Waprak mengakui, seluruh aspirasi OAP yang masuk MRP harus sebisa mungkin sebelum disalurkan kepada pemerintah, disarankan melalui tahapan kajian akademik. Pasalnya, dengan kajian akademik, maka MRP dapat menunjukkan kredibilitas dan kapabilitas dalam bekerja melayani kepentingan rakyat.
“Rakor MRP se-Tanah Papua di Kota Sorong tanggal 28 April 2024 telah menghasilkan 9 pokok rumusan. Selanjutnya, pertemuan Timika berkembang menjadi 23 pokok rumusan. Ini memberikan pesan bahwa masih banyak hak-hak konstitusional OAP yang harus diperjuangkan oleh MRP,” tegasnya.

Waprak menambahkan, merujuk hasil Rakor MRP se-Tanah Papua di Sorong bahwa kepentingan OAP yang harus didahulukan perlu mempertimbangkan semakin dekatnya pelaksanaan Pemilu Kepala Daerah yang digelar serentak bulan Oktober 2024. Karena itu, dirinya menegaskan bahwa Bupati dan Wakil Bupati serta Walikota dan Wakil Walikota adalah Orang Asli Papua (OAP).
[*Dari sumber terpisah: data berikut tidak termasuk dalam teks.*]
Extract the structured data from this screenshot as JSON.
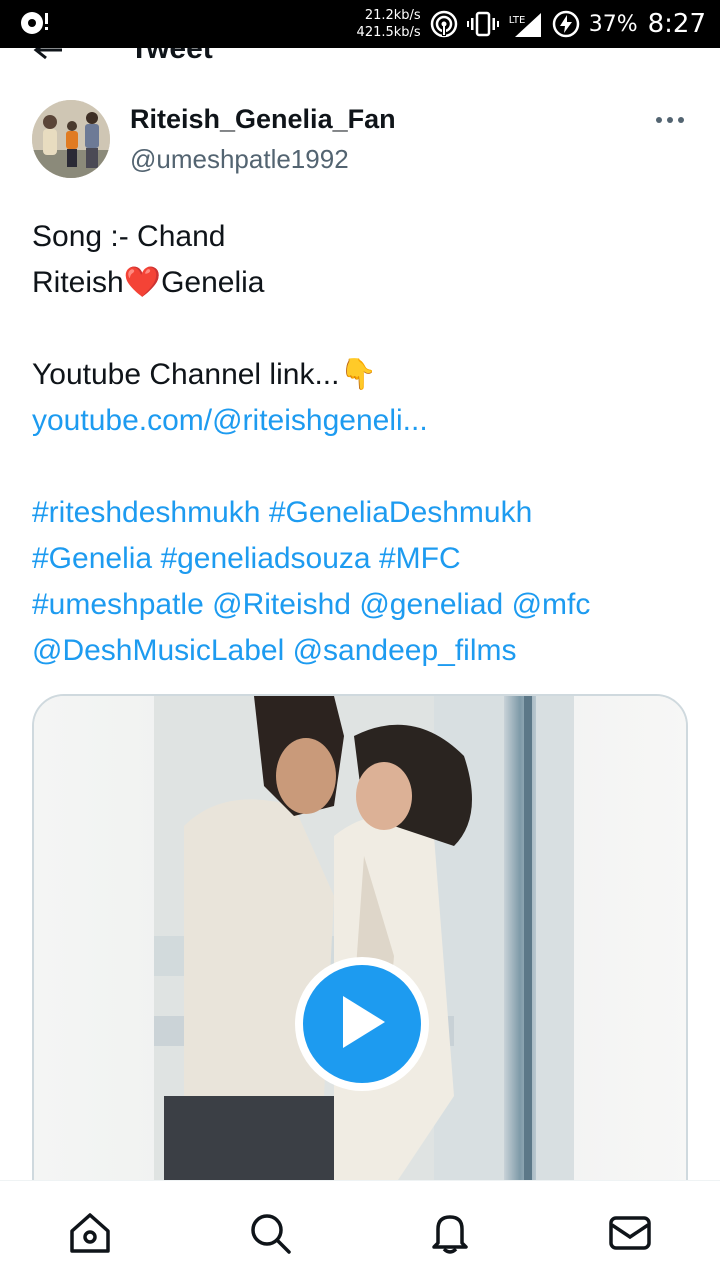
{
  "status_bar": {
    "net_up": "21.2kb/s",
    "net_down": "421.5kb/s",
    "network_type": "LTE",
    "battery_percent": "37%",
    "time": "8:27"
  },
  "header": {
    "title": "Tweet",
    "back_icon": "arrow-left-icon"
  },
  "author": {
    "display_name": "Riteish_Genelia_Fan",
    "handle": "@umeshpatle1992",
    "more_icon": "more-horizontal-icon"
  },
  "tweet": {
    "line1": "Song :- Chand",
    "line2_a": "Riteish",
    "line2_emoji": "❤️",
    "line2_b": "Genelia",
    "line3": "Youtube Channel link...",
    "line3_emoji": "👇",
    "link": "youtube.com/@riteishgeneli...",
    "hashtags": {
      "h1": "#riteshdeshmukh",
      "h2": "#GeneliaDeshmukh",
      "h3": "#Genelia",
      "h4": "#geneliadsouza",
      "h5": "#MFC",
      "h6": "#umeshpatle",
      "m1": "@Riteishd",
      "m2": "@geneliad",
      "m3": "@mfc",
      "m4": "@DeshMusicLabel",
      "m5": "@sandeep_films"
    }
  },
  "media": {
    "type": "video",
    "play_icon": "play-icon"
  },
  "bottom_nav": {
    "items": [
      {
        "icon": "home-icon"
      },
      {
        "icon": "search-icon"
      },
      {
        "icon": "notifications-icon"
      },
      {
        "icon": "messages-icon"
      }
    ]
  },
  "colors": {
    "accent": "#1d9bf0",
    "text": "#0f1419",
    "secondary_text": "#536471",
    "status_bar_bg": "#000000"
  }
}
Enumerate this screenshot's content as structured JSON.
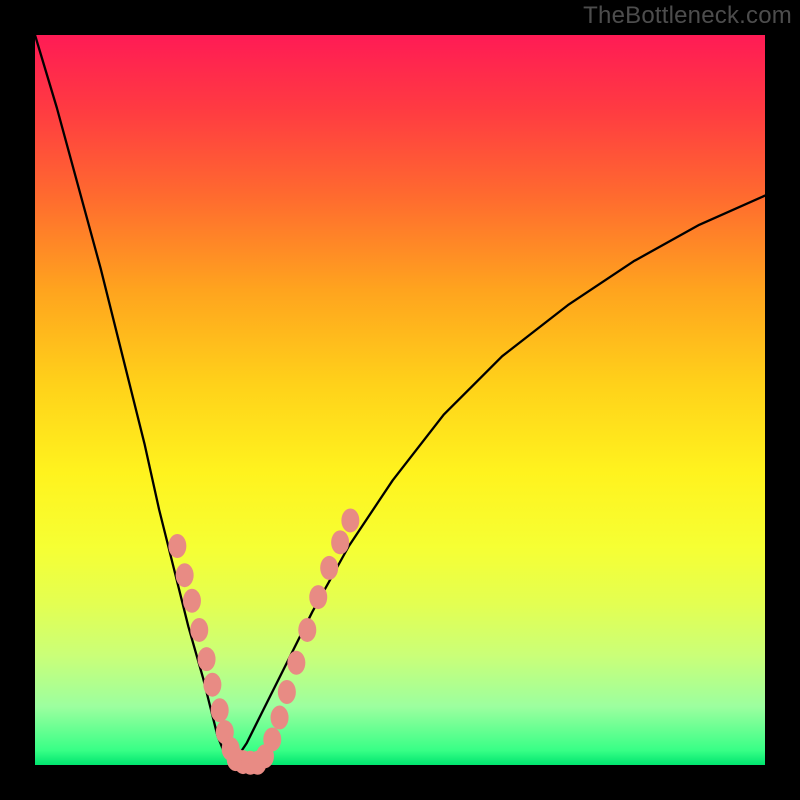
{
  "watermark": "TheBottleneck.com",
  "chart_data": {
    "type": "line",
    "title": "",
    "xlabel": "",
    "ylabel": "",
    "xlim": [
      0,
      100
    ],
    "ylim": [
      0,
      100
    ],
    "series": [
      {
        "name": "left-curve",
        "x": [
          0,
          3,
          6,
          9,
          12,
          15,
          17,
          19,
          21,
          23,
          24,
          25,
          26,
          27
        ],
        "values": [
          100,
          90,
          79,
          68,
          56,
          44,
          35,
          27,
          19,
          12,
          8,
          4,
          1.5,
          0
        ]
      },
      {
        "name": "right-curve",
        "x": [
          27,
          29,
          31,
          34,
          38,
          43,
          49,
          56,
          64,
          73,
          82,
          91,
          100
        ],
        "values": [
          0,
          3,
          7,
          13,
          21,
          30,
          39,
          48,
          56,
          63,
          69,
          74,
          78
        ]
      }
    ],
    "markers": [
      {
        "name": "left-dots",
        "color": "#e88b84",
        "points": [
          [
            19.5,
            30
          ],
          [
            20.5,
            26
          ],
          [
            21.5,
            22.5
          ],
          [
            22.5,
            18.5
          ],
          [
            23.5,
            14.5
          ],
          [
            24.3,
            11
          ],
          [
            25.3,
            7.5
          ],
          [
            26,
            4.5
          ],
          [
            26.8,
            2.2
          ],
          [
            27.5,
            0.8
          ],
          [
            28.5,
            0.4
          ],
          [
            29.5,
            0.3
          ],
          [
            30.5,
            0.3
          ]
        ]
      },
      {
        "name": "right-dots",
        "color": "#e88b84",
        "points": [
          [
            31.5,
            1.2
          ],
          [
            32.5,
            3.5
          ],
          [
            33.5,
            6.5
          ],
          [
            34.5,
            10
          ],
          [
            35.8,
            14
          ],
          [
            37.3,
            18.5
          ],
          [
            38.8,
            23
          ],
          [
            40.3,
            27
          ],
          [
            41.8,
            30.5
          ],
          [
            43.2,
            33.5
          ]
        ]
      }
    ],
    "colors": {
      "curve": "#000000",
      "marker": "#e88b84",
      "frame_bg": "#000000"
    }
  }
}
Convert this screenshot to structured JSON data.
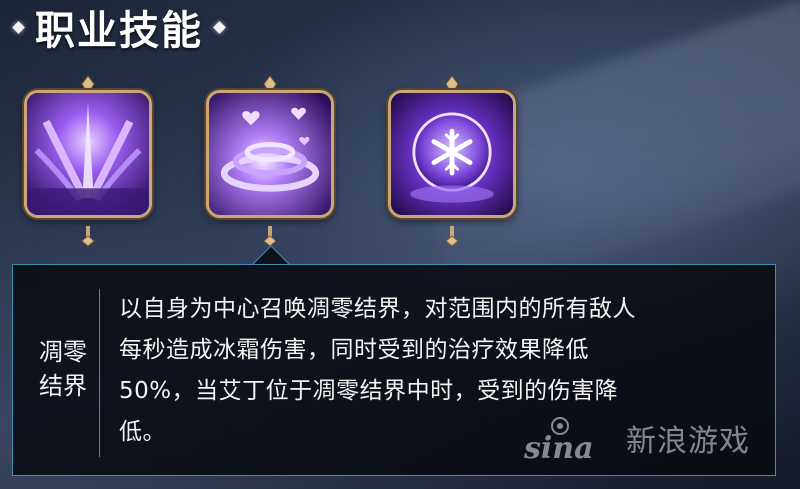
{
  "section": {
    "title": "职业技能"
  },
  "skills": [
    {
      "icon": "purple-claw-icon"
    },
    {
      "icon": "purple-vortex-hearts-icon"
    },
    {
      "icon": "snowflake-orb-icon"
    }
  ],
  "tooltip": {
    "name_line1": "凋零",
    "name_line2": "结界",
    "description_lines": [
      "以自身为中心召唤凋零结界，对范围内的所有敌人",
      "每秒造成冰霜伤害，同时受到的治疗效果降低",
      "50%，当艾丁位于凋零结界中时，受到的伤害降",
      "低。"
    ]
  },
  "watermark": {
    "logo": "sina",
    "text": "新浪游戏"
  },
  "colors": {
    "frame_gold": "#c9a77a",
    "tooltip_border": "#3d8fb1",
    "skill_purple": "#8a4fe0"
  }
}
Selanjutnya dirinya juga mendesak pemerintah mempercepat pembahasan, penetapan dan pengundangan Peraturan Pemerintah Nomor 54 Tahun 2004 tentang Majelis Rakyat Papua.
Pantauan TopbNews.com, kegiatan Kamis (2 Mei 2024) hanya agenda pembukaan kegiatan oleh Ketua MRP Papua Barat selaku Sekretaris Asosiasi MRP se-Tanah Papua. Agenda selanjutnya, Jumat (3 Mei 2024) akan dilakukan pembahasan Penyusunan Naskah Akademik Usulan Prioritas Aspirasi Orang Asli Papua (OAP).